Israel é, de longe, a maior potência militar do Oriente Médio e o único país da região a possuir armas atômicas - o que jamais confirmou nem desmentiu. Ainda assim, considera toda contestação ao tratamento que impõe aos palestinos, cujos territórios ocupa e coloniza desde a Guerra dos Seis Dias, há 44 anos, uma forma de "ameaça existencial" (como se refere, também, ao programa nuclear iraniano). Esse conceito podia ser aceito quando seis países árabes atacaram o então fraco Estado judeu, imediatamente após a sua criação, em 1948. Mas só significou algo real, pela última vez, um quarto de século depois, quando, não fosse o engajamento americano de última hora, Israel talvez levasse a pior na Guerra do Yom Kippur, contra outra coalizão árabe liderada pelo Egito e a Síria.

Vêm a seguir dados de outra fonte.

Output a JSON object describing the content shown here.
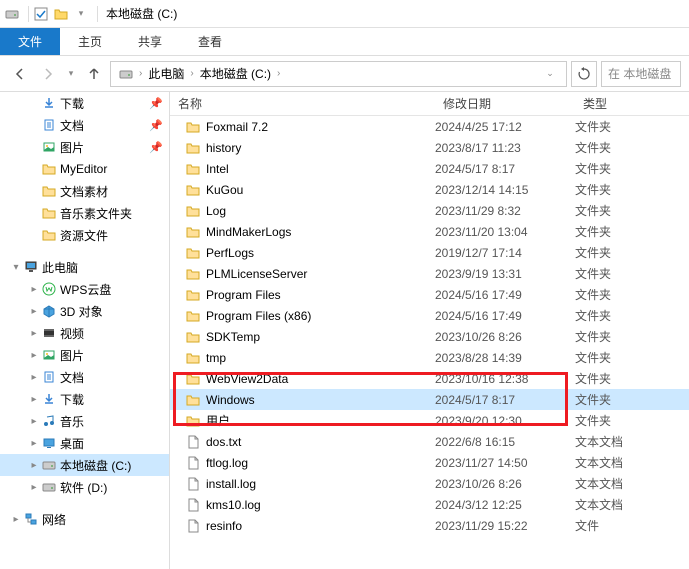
{
  "window": {
    "title": "本地磁盘 (C:)"
  },
  "ribbon": {
    "file": "文件",
    "tabs": [
      "主页",
      "共享",
      "查看"
    ]
  },
  "breadcrumb": {
    "root": "此电脑",
    "current": "本地磁盘 (C:)"
  },
  "search_placeholder": "在 本地磁盘",
  "columns": {
    "name": "名称",
    "date": "修改日期",
    "type": "类型"
  },
  "sidebar": {
    "quick": [
      {
        "label": "下载",
        "icon": "download",
        "pinned": true
      },
      {
        "label": "文档",
        "icon": "document",
        "pinned": true
      },
      {
        "label": "图片",
        "icon": "pictures",
        "pinned": true
      },
      {
        "label": "MyEditor",
        "icon": "folder",
        "pinned": false
      },
      {
        "label": "文档素材",
        "icon": "folder",
        "pinned": false
      },
      {
        "label": "音乐素文件夹",
        "icon": "folder",
        "pinned": false
      },
      {
        "label": "资源文件",
        "icon": "folder",
        "pinned": false
      }
    ],
    "this_pc_label": "此电脑",
    "this_pc": [
      {
        "label": "WPS云盘",
        "icon": "wps"
      },
      {
        "label": "3D 对象",
        "icon": "3d"
      },
      {
        "label": "视频",
        "icon": "video"
      },
      {
        "label": "图片",
        "icon": "pictures"
      },
      {
        "label": "文档",
        "icon": "document"
      },
      {
        "label": "下载",
        "icon": "download"
      },
      {
        "label": "音乐",
        "icon": "music"
      },
      {
        "label": "桌面",
        "icon": "desktop"
      },
      {
        "label": "本地磁盘 (C:)",
        "icon": "drive",
        "selected": true
      },
      {
        "label": "软件 (D:)",
        "icon": "drive"
      }
    ],
    "network_label": "网络"
  },
  "files": [
    {
      "name": "Foxmail 7.2",
      "date": "2024/4/25 17:12",
      "type": "文件夹",
      "icon": "folder"
    },
    {
      "name": "history",
      "date": "2023/8/17 11:23",
      "type": "文件夹",
      "icon": "folder"
    },
    {
      "name": "Intel",
      "date": "2024/5/17 8:17",
      "type": "文件夹",
      "icon": "folder"
    },
    {
      "name": "KuGou",
      "date": "2023/12/14 14:15",
      "type": "文件夹",
      "icon": "folder"
    },
    {
      "name": "Log",
      "date": "2023/11/29 8:32",
      "type": "文件夹",
      "icon": "folder"
    },
    {
      "name": "MindMakerLogs",
      "date": "2023/11/20 13:04",
      "type": "文件夹",
      "icon": "folder"
    },
    {
      "name": "PerfLogs",
      "date": "2019/12/7 17:14",
      "type": "文件夹",
      "icon": "folder"
    },
    {
      "name": "PLMLicenseServer",
      "date": "2023/9/19 13:31",
      "type": "文件夹",
      "icon": "folder"
    },
    {
      "name": "Program Files",
      "date": "2024/5/16 17:49",
      "type": "文件夹",
      "icon": "folder"
    },
    {
      "name": "Program Files (x86)",
      "date": "2024/5/16 17:49",
      "type": "文件夹",
      "icon": "folder"
    },
    {
      "name": "SDKTemp",
      "date": "2023/10/26 8:26",
      "type": "文件夹",
      "icon": "folder"
    },
    {
      "name": "tmp",
      "date": "2023/8/28 14:39",
      "type": "文件夹",
      "icon": "folder"
    },
    {
      "name": "WebView2Data",
      "date": "2023/10/16 12:38",
      "type": "文件夹",
      "icon": "folder"
    },
    {
      "name": "Windows",
      "date": "2024/5/17 8:17",
      "type": "文件夹",
      "icon": "folder",
      "selected": true
    },
    {
      "name": "用户",
      "date": "2023/9/20 12:30",
      "type": "文件夹",
      "icon": "folder"
    },
    {
      "name": "dos.txt",
      "date": "2022/6/8 16:15",
      "type": "文本文档",
      "icon": "file"
    },
    {
      "name": "ftlog.log",
      "date": "2023/11/27 14:50",
      "type": "文本文档",
      "icon": "file"
    },
    {
      "name": "install.log",
      "date": "2023/10/26 8:26",
      "type": "文本文档",
      "icon": "file"
    },
    {
      "name": "kms10.log",
      "date": "2024/3/12 12:25",
      "type": "文本文档",
      "icon": "file"
    },
    {
      "name": "resinfo",
      "date": "2023/11/29 15:22",
      "type": "文件",
      "icon": "file"
    }
  ],
  "highlight_row_index": 13
}
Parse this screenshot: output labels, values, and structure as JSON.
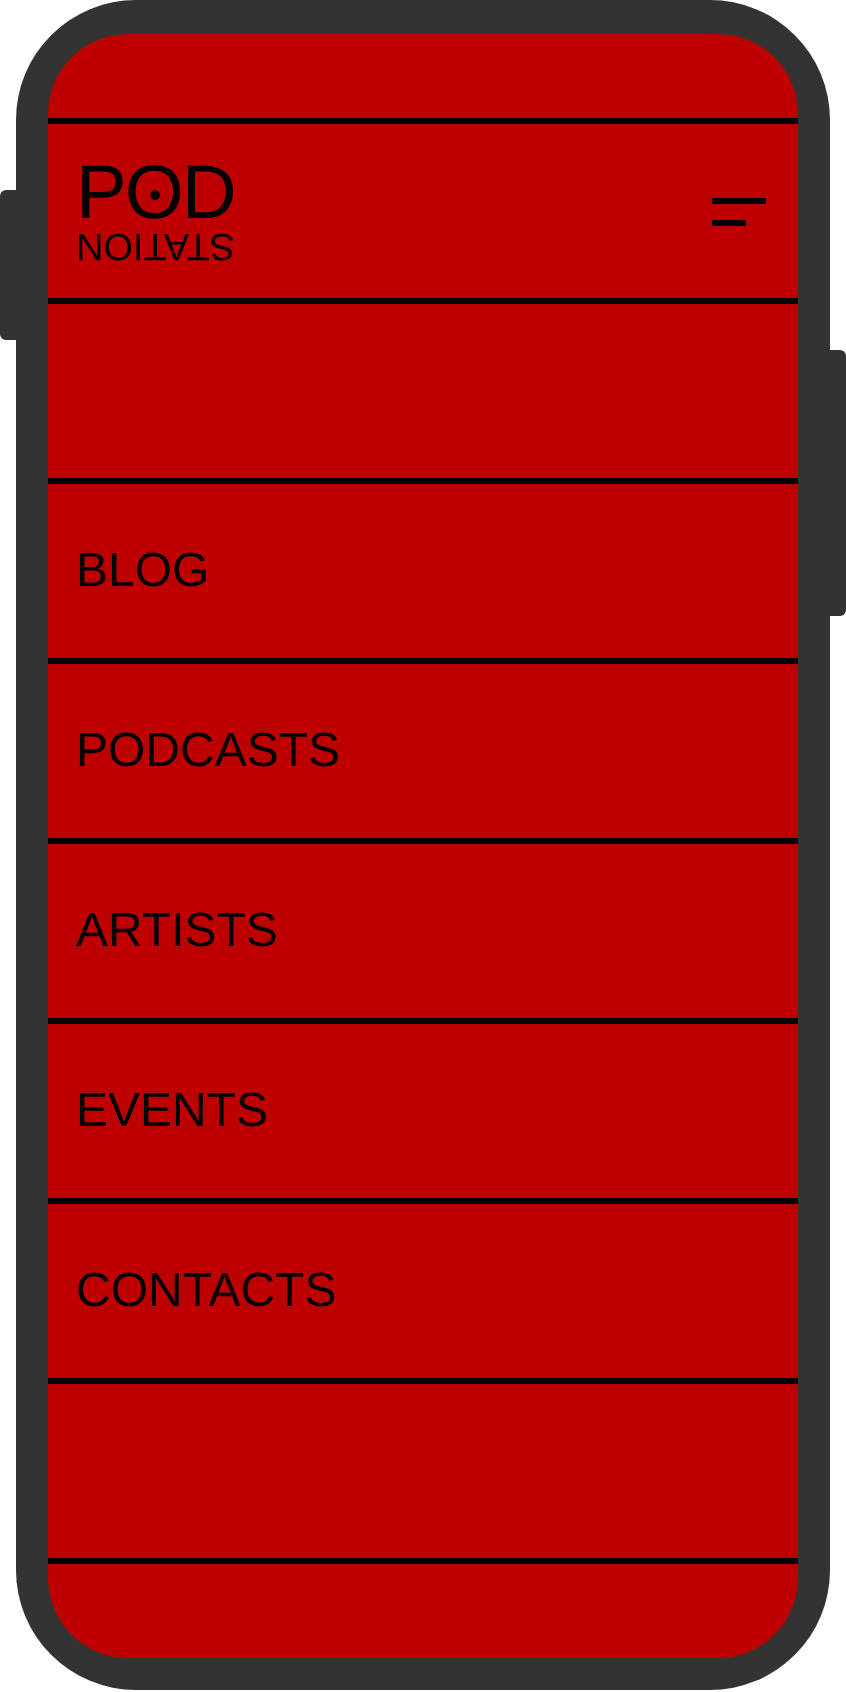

A constante ameaça de seus vizinhos serviu de justificativa para Israel responder com extrema violência às intifadas palestinas, como ficaram conhecidos os levantes de 1987 e 2000 nos territórios ocupados, e aos mísseis lançados sobre o sul do país pelos extremistas do Hamas que controlam a Faixa de Gaza. A reação desproporcional da operação israelense "Chumbo derretido", na virada de 2008 para 2009, matou mais de mil civis e produziu uma crise humanitária sem precedentes na área. Nem por isso, depois do armistício entre as partes, Israel afrouxou o bloqueio imposto ao exíguo território, condenado praticamente no mundo inteiro. Na prática, trata o 1,7 milhão de habitantes da Faixa como se cada um deles fosse um militante tentando obter armas do exterior.

E tratou como se fossem os seus fornecedores os ativistas pró-Gaza embarcados em maio do ano passado na flotilha de seis navios capitaneada pelo Mavi Marmara, de bandeira turca, para desafiar o bloqueio. Em águas internacionais, comandos israelenses abordaram a embarcação com violência, e com violência foram recebidos. Nove cidadãos turcos e um americano de ascendência turca foram mortos à bala - à queima-roupa, quando não pelas costas, como se viria a saber. Pelo menos um foi executado. O episódio pôs a pique a mais antiga, estratégica e lucrativa relação do Estado judeu com um país muçulmano. Por conta dos estreitos laços da Turquia com o Ocidente (o país é membro da Otan, a aliança atlântica) e por não ser árabe a sua população, sucessivos governos seculares turcos, além do seu influente establishment militar, aprovaram as parcerias com Israel.

Mas, enquanto Israel continua o mesmo, a Turquia mudou. A invasão de Gaza implodiu as negociações de paz entre o Estado judeu e a Síria, intermediadas pelo primeiro-ministro turco Recep Tayyip Erdogan. O seu colega Binyamin Netanyahu nem se deu ao trabalho de avisá-lo do ataque. Erdogan converteu esse revés para as ambições turcas de ocupar espaço próprio na cena global em oportunidade para assumir o patrocínio da causa palestina - o que lhe vale o apoio da esmagadora maioria de seus compatriotas e a imagem de herói no mundo islâmico. No passado, a Turquia jamais permitiria que uma embarcação de bandeira nacional participasse de um ato para ofender Israel. Tendo permitido, e tendo os israelenses respondido como de hábito, sem se preocupar com o efeito disso sobre uma preciosa relação bilateral, ela só poderia degringolar.

No domingo, em seguida à divulgação de um relatório da ONU que - apesar de defender o bloqueio de Gaza - considerou "excessiva e irrazoável" a conduta das forças de Israel, e diante de nova recusa de Netanyahu de se desculpar com a Turquia, Erdogan deu 48 horas de prazo para o embaixador israelense deixar Ancara, rebaixou o contato diplomático entre os dois países a segundos-secretários e congelou o intercâmbio militar com o Estado judeu.

No aeroporto de Istambul, turistas israelenses passaram a ser discriminados - e vice-versa em Tel-Aviv. A prepotência do governo de Israel é fora de série. Assessores de Netanyahu revelaram que ele se recusou até a emitir a "declaração apropriada de pesar" sugerida pela ONU (e tida pela Turquia como insuficiente) porque seria sinal de fraqueza. Essa mentalidade é que é a verdadeira "ameaça existencial" a Israel.